Knop knows that not just anyone can step into this job. She's selective with who she interviews, scouring an already thin field for someone who the staff — and more importantly — the residents, find trustworthy.
She uses social media, past co-workers and referrals when she needs to fill a position.
"I don't want to just grab anyone and be like come on in, because it does take a special person to succeed," Knop said, "It takes clients time to warm up to a new person, but they can also sense if you're a nice, genuine person."
'We cannot solve this by ourselves'
Medicaid provides 95 percent of the funding for Living Well Disability Services, according to CEO Julie Manworren.

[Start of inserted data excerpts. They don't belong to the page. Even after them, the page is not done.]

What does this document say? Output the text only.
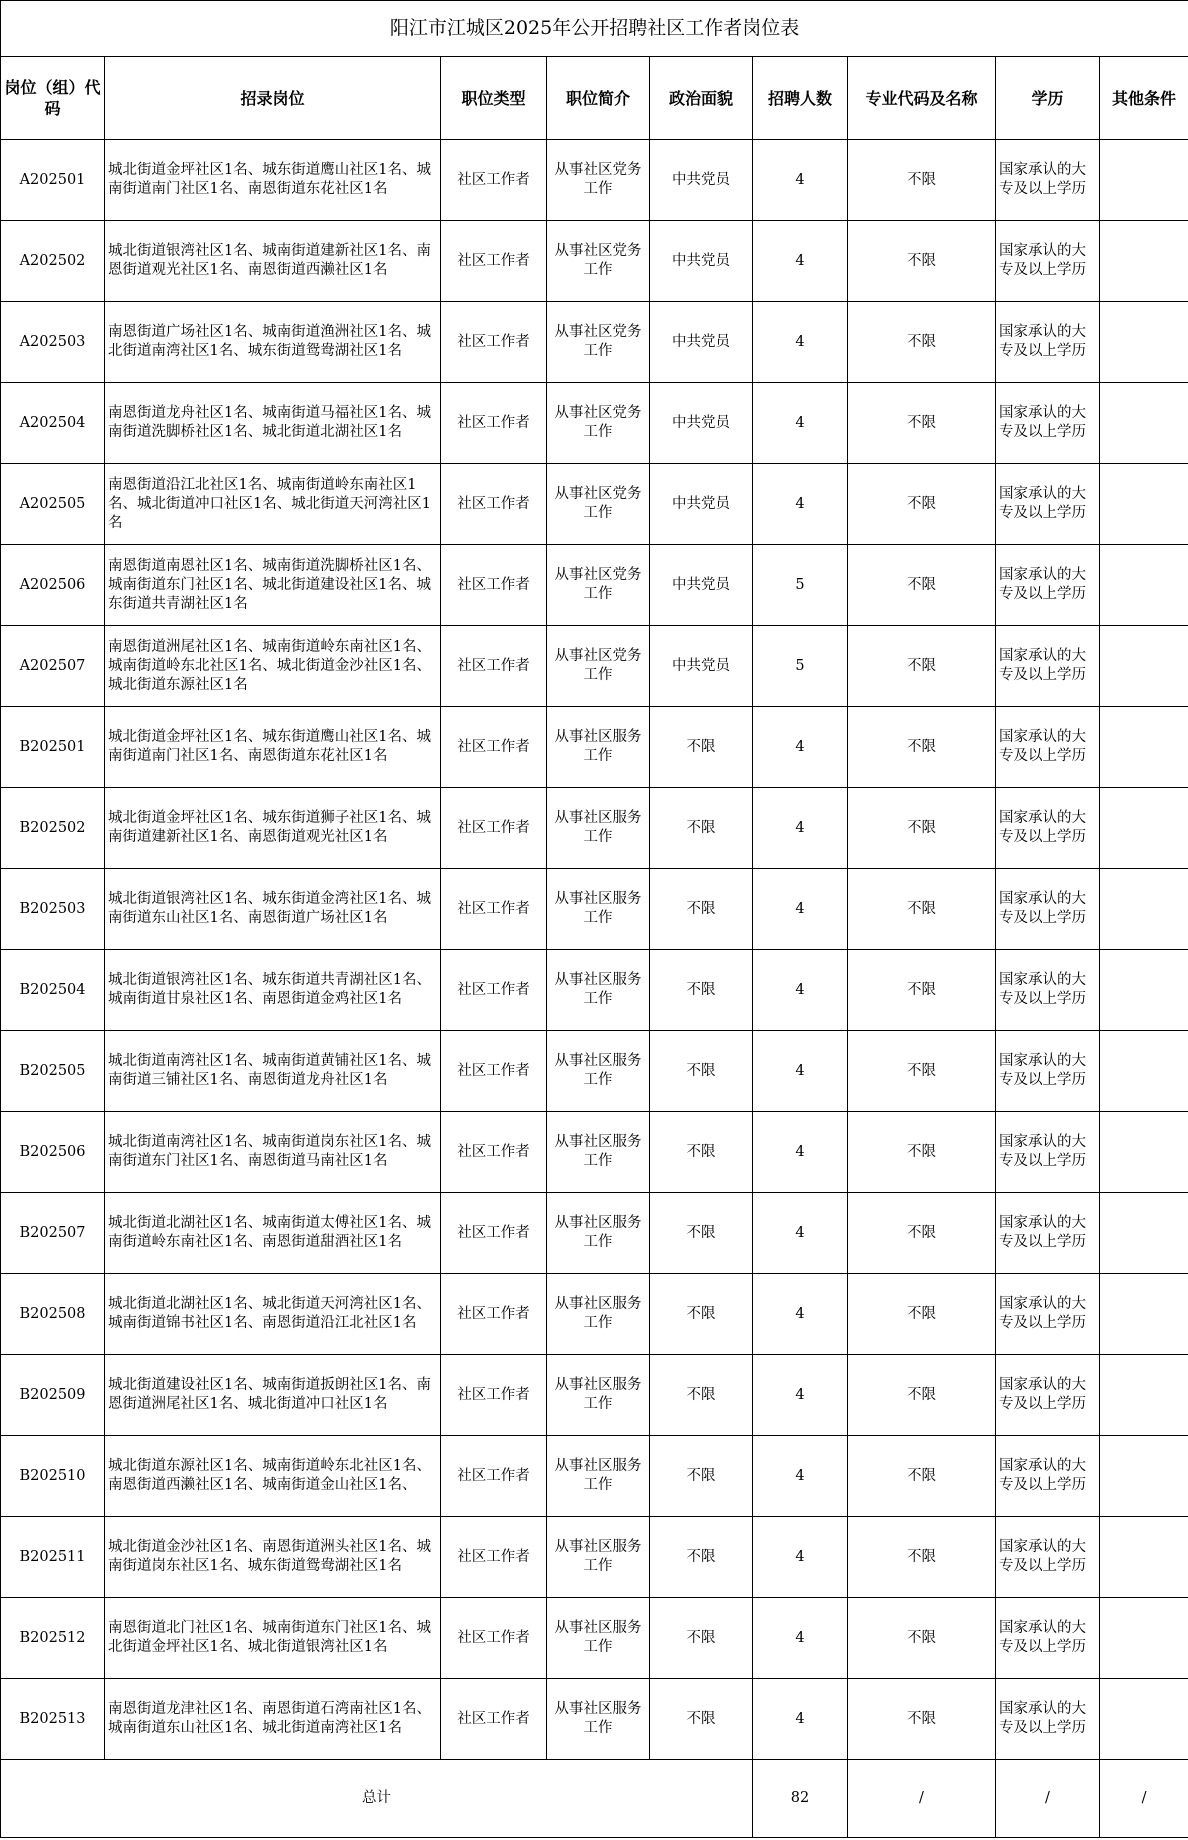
阳江市江城区2025年公开招聘社区工作者岗位表								
岗位（组）代码	招录岗位	职位类型	职位简介	政治面貌	招聘人数	专业代码及名称	学历	其他条件
A202501	城北街道金坪社区1名、城东街道鹰山社区1名、城南街道南门社区1名、南恩街道东花社区1名	社区工作者	从事社区党务工作	中共党员	4	不限	国家承认的大专及以上学历	
A202502	城北街道银湾社区1名、城南街道建新社区1名、南恩街道观光社区1名、南恩街道西濑社区1名	社区工作者	从事社区党务工作	中共党员	4	不限	国家承认的大专及以上学历	
A202503	南恩街道广场社区1名、城南街道渔洲社区1名、城北街道南湾社区1名、城东街道鸳鸯湖社区1名	社区工作者	从事社区党务工作	中共党员	4	不限	国家承认的大专及以上学历	
A202504	南恩街道龙舟社区1名、城南街道马福社区1名、城南街道洗脚桥社区1名、城北街道北湖社区1名	社区工作者	从事社区党务工作	中共党员	4	不限	国家承认的大专及以上学历	
A202505	南恩街道沿江北社区1名、城南街道岭东南社区1名、城北街道冲口社区1名、城北街道天河湾社区1名	社区工作者	从事社区党务工作	中共党员	4	不限	国家承认的大专及以上学历	
A202506	南恩街道南恩社区1名、城南街道洗脚桥社区1名、城南街道东门社区1名、城北街道建设社区1名、城东街道共青湖社区1名	社区工作者	从事社区党务工作	中共党员	5	不限	国家承认的大专及以上学历	
A202507	南恩街道洲尾社区1名、城南街道岭东南社区1名、城南街道岭东北社区1名、城北街道金沙社区1名、城北街道东源社区1名	社区工作者	从事社区党务工作	中共党员	5	不限	国家承认的大专及以上学历	
B202501	城北街道金坪社区1名、城东街道鹰山社区1名、城南街道南门社区1名、南恩街道东花社区1名	社区工作者	从事社区服务工作	不限	4	不限	国家承认的大专及以上学历	
B202502	城北街道金坪社区1名、城东街道狮子社区1名、城南街道建新社区1名、南恩街道观光社区1名	社区工作者	从事社区服务工作	不限	4	不限	国家承认的大专及以上学历	
B202503	城北街道银湾社区1名、城东街道金湾社区1名、城南街道东山社区1名、南恩街道广场社区1名	社区工作者	从事社区服务工作	不限	4	不限	国家承认的大专及以上学历	
B202504	城北街道银湾社区1名、城东街道共青湖社区1名、城南街道甘泉社区1名、南恩街道金鸡社区1名	社区工作者	从事社区服务工作	不限	4	不限	国家承认的大专及以上学历	
B202505	城北街道南湾社区1名、城南街道黄铺社区1名、城南街道三铺社区1名、南恩街道龙舟社区1名	社区工作者	从事社区服务工作	不限	4	不限	国家承认的大专及以上学历	
B202506	城北街道南湾社区1名、城南街道岗东社区1名、城南街道东门社区1名、南恩街道马南社区1名	社区工作者	从事社区服务工作	不限	4	不限	国家承认的大专及以上学历	
B202507	城北街道北湖社区1名、城南街道太傅社区1名、城南街道岭东南社区1名、南恩街道甜酒社区1名	社区工作者	从事社区服务工作	不限	4	不限	国家承认的大专及以上学历	
B202508	城北街道北湖社区1名、城北街道天河湾社区1名、城南街道锦书社区1名、南恩街道沿江北社区1名	社区工作者	从事社区服务工作	不限	4	不限	国家承认的大专及以上学历	
B202509	城北街道建设社区1名、城南街道扳朗社区1名、南恩街道洲尾社区1名、城北街道冲口社区1名	社区工作者	从事社区服务工作	不限	4	不限	国家承认的大专及以上学历	
B202510	城北街道东源社区1名、城南街道岭东北社区1名、南恩街道西濑社区1名、城南街道金山社区1名、	社区工作者	从事社区服务工作	不限	4	不限	国家承认的大专及以上学历	
B202511	城北街道金沙社区1名、南恩街道洲头社区1名、城南街道岗东社区1名、城东街道鸳鸯湖社区1名	社区工作者	从事社区服务工作	不限	4	不限	国家承认的大专及以上学历	
B202512	南恩街道北门社区1名、城南街道东门社区1名、城北街道金坪社区1名、城北街道银湾社区1名	社区工作者	从事社区服务工作	不限	4	不限	国家承认的大专及以上学历	
B202513	南恩街道龙津社区1名、南恩街道石湾南社区1名、城南街道东山社区1名、城北街道南湾社区1名	社区工作者	从事社区服务工作	不限	4	不限	国家承认的大专及以上学历	
总计					82	/	/	/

This funds the organization's 33 group homes and its customized services, including in-home, semi-independent and independent living support.
Living Well works to raise money privately, but that help only goes so far. Cuts to Medicaid, something the organization's leaders worry about as Congress considers new tax and health care bills, would be devastating, Manworren said.
"If the state and the federal government reduce their commitment to the people we support, the community is going to be what's left," she said. "We cannot solve this by ourselves."
Besides the daily care, the organization also works to eliminate the stigma around people with disabilities by getting more people involved.
Residents already make regular field trips to concerts, plays and festivals, and Living Well wants them to be even more ingrained their community. They're looking for ways to bring volunteers into the homes and connect residents with their faith communities.
"We have got to reduce the barrier between 'us and them,'" Manworren said.
These social connections are especially important for people who need care around the clock.
As life expectancies rise, more people with disabilities are "aging out" of their original care networks, surviving their parents.
After living in the same group home for 28 years, Jill Evensen fell, breaking bones and forcing her into a nursing home. She moved to Minnesota after her sister Kae Evensen paid her a visit in California, where the two grew up.
"She stopped eating because she was so neglected," Kae said.
At Diane Road, though, Jill, 52, gets her nails painted red, her favorite color. She asks when dinner is going to be ready and talks excitedly about tomorrow's shopping trip to Target, her favorite store.
Said Kae of her sister: "She's not only my hero, but she's where God is."
Caregivers like Moriarty know they could be working elsewhere, flipping burgers or cleaning houses. But she says hamburgers don't smile back at you.
"You're not just their caregiver," said Moriarty. "You're their friend. You're their joking partner, you're their walking partner, you know? They share the most private parts of their lives with you."